Fatturazione elettronica e bollo
Dopo l’apertura va impostata la fatturazione elettronica e la conservazione dei documenti. Nel forfettario non si addebita ordinariamente l’IVA e, quando ricorrono le condizioni, va gestita l’imposta di bollo sulle fatture. La descrizione della prestazione dovrebbe restare coerente con l’attività dichiarata e distinguere, quando necessario, progettazione, ricerca, consulenza e sviluppo.
Clienti UE ed extra-UE
Molti UX/UI designer lavorano da remoto per imprese estere o acquistano software e servizi digitali da fornitori fuori Italia. Territorialità IVA, VIES quando necessario, integrazioni o autofatture e corretta compilazione delle fatture non scompaiono perché si applica il forfettario. È utile impostare questi flussi prima della prima operazione internazionale.
Quanto accantonare per tasse e contributi
Il fatturato non coincide con il netto disponibile. Con ATECO della divisione 74 il coefficiente di riferimento è normalmente 78%; con attività di programmazione della divisione 62 è normalmente 67%. Dopo il reddito forfettario vanno considerati contributi e imposta. Per simulazioni dettagliate consulta il calcolo tasse UX/UI designer.

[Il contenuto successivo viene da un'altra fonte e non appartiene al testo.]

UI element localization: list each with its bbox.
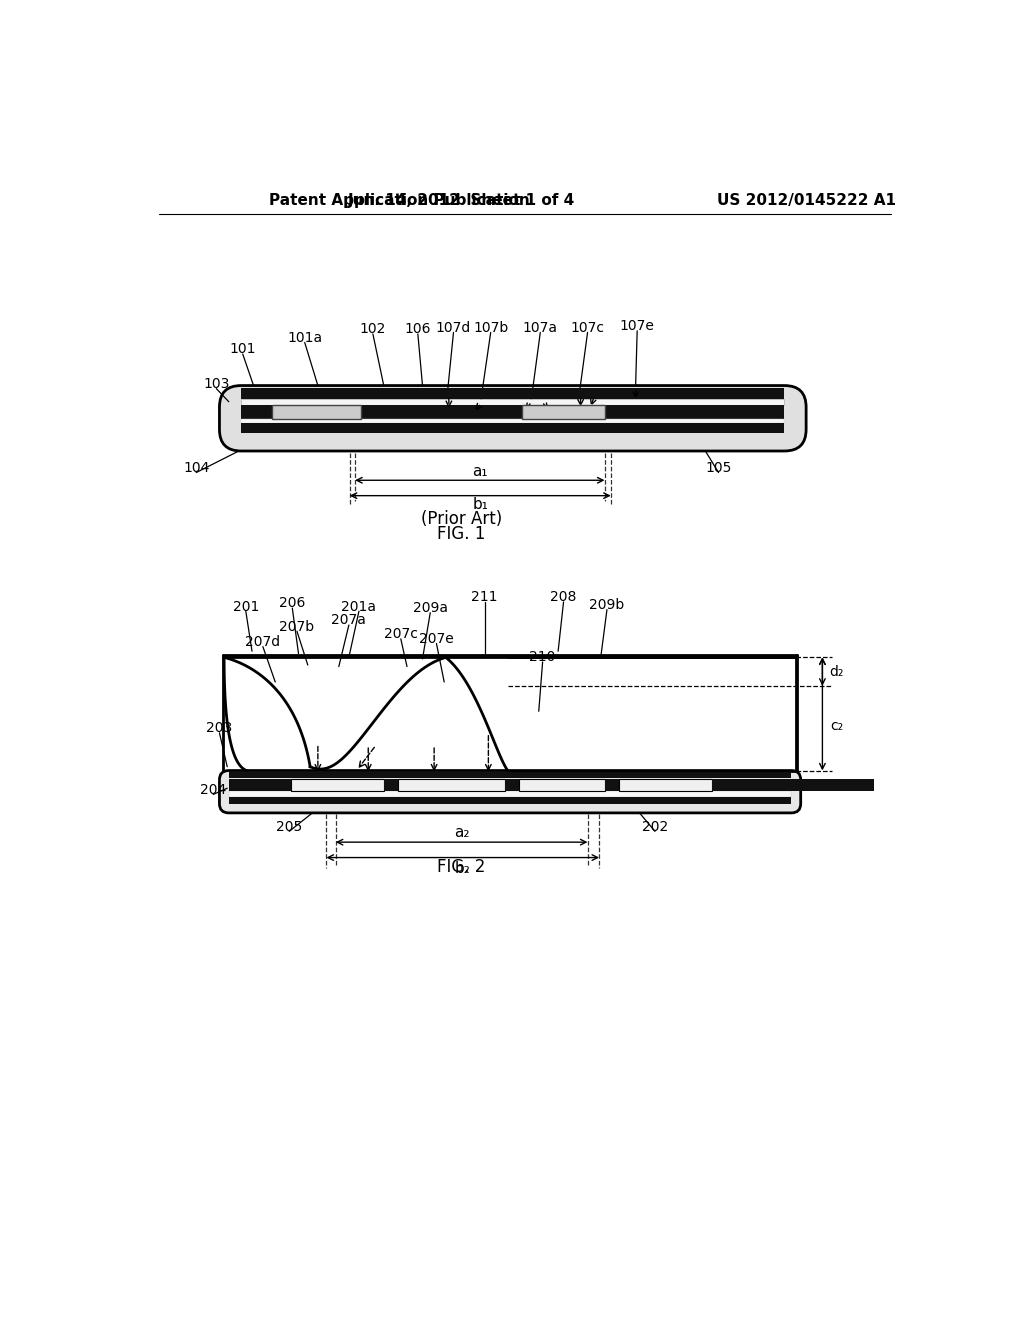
Text: 107e: 107e bbox=[620, 319, 654, 333]
Text: 204: 204 bbox=[200, 783, 226, 797]
Text: 103: 103 bbox=[203, 378, 229, 391]
Text: 101: 101 bbox=[229, 342, 256, 356]
Text: (Prior Art): (Prior Art) bbox=[421, 510, 502, 528]
Text: 207b: 207b bbox=[280, 619, 314, 634]
Bar bbox=[228, 797, 792, 804]
Text: 207c: 207c bbox=[384, 627, 418, 642]
Text: 206: 206 bbox=[280, 597, 305, 610]
Text: 105: 105 bbox=[706, 461, 732, 475]
Text: 202: 202 bbox=[642, 820, 668, 834]
Bar bbox=[228, 779, 291, 792]
Bar bbox=[272, 405, 361, 418]
Bar bbox=[228, 772, 792, 779]
Text: Patent Application Publication: Patent Application Publication bbox=[269, 193, 529, 209]
Text: a₁: a₁ bbox=[472, 463, 487, 479]
Bar bbox=[518, 779, 605, 792]
Text: 210: 210 bbox=[529, 651, 556, 664]
Bar bbox=[241, 399, 784, 405]
Text: 101a: 101a bbox=[287, 331, 323, 345]
Bar bbox=[291, 779, 384, 792]
Bar bbox=[505, 779, 518, 792]
Bar bbox=[241, 424, 784, 433]
FancyBboxPatch shape bbox=[219, 385, 806, 451]
Text: 207a: 207a bbox=[332, 614, 367, 627]
Bar bbox=[713, 779, 873, 792]
Text: 209a: 209a bbox=[413, 601, 447, 615]
Text: 211: 211 bbox=[471, 590, 498, 605]
Text: Jun. 14, 2012  Sheet 1 of 4: Jun. 14, 2012 Sheet 1 of 4 bbox=[347, 193, 574, 209]
Text: 208: 208 bbox=[550, 590, 577, 605]
Text: 106: 106 bbox=[404, 322, 431, 337]
Text: 104: 104 bbox=[183, 461, 209, 475]
Text: 209b: 209b bbox=[590, 598, 625, 612]
Text: d₂: d₂ bbox=[829, 664, 844, 678]
Text: 201: 201 bbox=[232, 599, 259, 614]
Bar bbox=[241, 418, 784, 424]
Text: 207d: 207d bbox=[246, 635, 281, 649]
Bar bbox=[620, 779, 713, 792]
Bar bbox=[384, 779, 397, 792]
Bar bbox=[241, 388, 784, 399]
Text: 107b: 107b bbox=[473, 321, 508, 335]
Text: US 2012/0145222 A1: US 2012/0145222 A1 bbox=[717, 193, 896, 209]
Text: 107a: 107a bbox=[523, 321, 558, 335]
Text: 107d: 107d bbox=[436, 321, 471, 335]
Bar bbox=[241, 405, 784, 418]
Text: c₂: c₂ bbox=[829, 718, 843, 733]
Text: 205: 205 bbox=[276, 820, 302, 834]
Text: FIG. 2: FIG. 2 bbox=[437, 858, 485, 875]
Text: 207e: 207e bbox=[419, 632, 454, 645]
FancyBboxPatch shape bbox=[219, 771, 801, 813]
Bar bbox=[605, 779, 620, 792]
Text: a₂: a₂ bbox=[454, 825, 469, 841]
Text: b₂: b₂ bbox=[455, 861, 471, 876]
Bar bbox=[521, 405, 605, 418]
Bar bbox=[228, 792, 792, 797]
Text: FIG. 1: FIG. 1 bbox=[437, 525, 485, 543]
Text: 107c: 107c bbox=[570, 321, 604, 335]
Text: 201a: 201a bbox=[341, 599, 377, 614]
Text: 203: 203 bbox=[206, 721, 232, 735]
Bar bbox=[397, 779, 505, 792]
Text: b₁: b₁ bbox=[472, 498, 488, 512]
Text: 102: 102 bbox=[359, 322, 386, 337]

Errori da evitare all’apertura
- scegliere 74.12.01 solo dal titolo “UX/UI designer”;
- confondere grafica, UX research e programmazione;
- trattare i 5.000 euro come soglia generale per non aprire la Partita IVA;
- dare per automatico il 5% del forfettario;
- scegliere la Gestione Separata senza verificare la forma concreta dell’attività;
- ignorare lavoro dipendente, clienti esteri o software acquistato all’estero;
- usare descrizioni generiche in contratti e fatture che non riflettono i servizi effettivi.
Guide collegate
Prima di trasmettere la pratica approfondisci il codice ATECO per UX/UI designer. Per la gestione annuale puoi consultare anche la pagina sul commercialista per UX/UI designer e, quando la prestazione è soprattutto grafica di pagine web, il confronto con il web designer in regime forfettario.
Domande frequenti
Sotto 5.000 euro non serve la Partita IVA?
Non è una regola generale. Se l’attività viene svolta abitualmente, la necessità della Partita IVA non dipende dal superamento di 5.000 euro.

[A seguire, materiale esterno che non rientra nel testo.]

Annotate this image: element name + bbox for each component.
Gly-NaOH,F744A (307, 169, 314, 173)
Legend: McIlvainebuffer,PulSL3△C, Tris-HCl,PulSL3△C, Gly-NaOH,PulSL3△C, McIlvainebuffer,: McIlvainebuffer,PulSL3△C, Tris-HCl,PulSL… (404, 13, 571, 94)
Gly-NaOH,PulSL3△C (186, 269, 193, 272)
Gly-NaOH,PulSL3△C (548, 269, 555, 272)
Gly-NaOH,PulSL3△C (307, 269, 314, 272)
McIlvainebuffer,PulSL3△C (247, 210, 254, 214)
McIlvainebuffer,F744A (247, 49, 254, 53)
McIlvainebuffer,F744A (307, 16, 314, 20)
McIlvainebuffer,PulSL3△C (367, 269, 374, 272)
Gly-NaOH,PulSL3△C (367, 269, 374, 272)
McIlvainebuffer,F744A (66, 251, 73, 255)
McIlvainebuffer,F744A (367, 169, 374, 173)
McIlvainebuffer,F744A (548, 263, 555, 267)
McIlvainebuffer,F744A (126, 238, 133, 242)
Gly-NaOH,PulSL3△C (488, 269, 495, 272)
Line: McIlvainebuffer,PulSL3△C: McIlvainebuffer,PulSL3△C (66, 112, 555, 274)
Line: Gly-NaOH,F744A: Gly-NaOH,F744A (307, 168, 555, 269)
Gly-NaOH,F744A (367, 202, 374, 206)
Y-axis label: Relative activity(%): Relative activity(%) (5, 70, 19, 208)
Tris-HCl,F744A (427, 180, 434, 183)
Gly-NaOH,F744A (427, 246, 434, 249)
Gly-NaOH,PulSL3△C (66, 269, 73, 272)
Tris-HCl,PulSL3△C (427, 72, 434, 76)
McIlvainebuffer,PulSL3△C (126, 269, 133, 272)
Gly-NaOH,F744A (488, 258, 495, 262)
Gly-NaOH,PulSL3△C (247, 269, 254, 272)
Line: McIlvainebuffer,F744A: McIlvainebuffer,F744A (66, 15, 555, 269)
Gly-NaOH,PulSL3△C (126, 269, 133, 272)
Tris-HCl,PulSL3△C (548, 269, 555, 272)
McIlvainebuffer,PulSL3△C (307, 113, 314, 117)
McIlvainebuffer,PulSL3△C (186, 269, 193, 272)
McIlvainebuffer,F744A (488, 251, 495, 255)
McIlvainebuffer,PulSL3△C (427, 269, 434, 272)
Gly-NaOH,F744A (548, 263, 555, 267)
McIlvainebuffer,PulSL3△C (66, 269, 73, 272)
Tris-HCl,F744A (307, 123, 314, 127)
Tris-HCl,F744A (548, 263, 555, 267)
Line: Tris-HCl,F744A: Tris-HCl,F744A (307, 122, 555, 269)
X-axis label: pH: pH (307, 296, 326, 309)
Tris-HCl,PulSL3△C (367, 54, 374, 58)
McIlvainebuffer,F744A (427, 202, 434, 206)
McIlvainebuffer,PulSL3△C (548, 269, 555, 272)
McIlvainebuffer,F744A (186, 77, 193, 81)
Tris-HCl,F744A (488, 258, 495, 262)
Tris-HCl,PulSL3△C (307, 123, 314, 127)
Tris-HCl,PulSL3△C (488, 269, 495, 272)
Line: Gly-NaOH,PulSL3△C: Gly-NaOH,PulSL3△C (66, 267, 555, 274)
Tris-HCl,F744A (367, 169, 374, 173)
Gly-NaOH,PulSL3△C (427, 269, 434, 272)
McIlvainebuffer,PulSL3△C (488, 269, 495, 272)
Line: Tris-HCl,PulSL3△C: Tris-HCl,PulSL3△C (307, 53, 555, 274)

Quale codice ATECO devo indicare?
Dipende dal lavoro prevalente. 74.12.01 va verificato per UI e grafica di pagine web, 74.12.09 per progettazione grafica e comunicazione visiva più ampia, 62.10.00 quando prevalgono programmazione e sviluppo.
Posso aprire direttamente in forfettario?
Sì, se all’avvio sono rispettati tutti i requisiti e non sono presenti cause di esclusione. Il regime non dipende soltanto dal codice ATECO.
Serve la Camera di Commercio?
Non automaticamente per il libero professionista. Se però l’attività viene esercitata con caratteristiche d’impresa, gli adempimenti camerali e previdenziali vanno verificati sulla forma concreta.
In sintesi
Aprire Partita IVA come UX/UI designer nel 2026 significa innanzitutto classificare correttamente il lavoro. Solo dopo aver distinto grafica web, progettazione visuale, ricerca e sviluppo si possono scegliere ATECO, coefficiente, previdenza e regime fiscale senza applicare automatismi.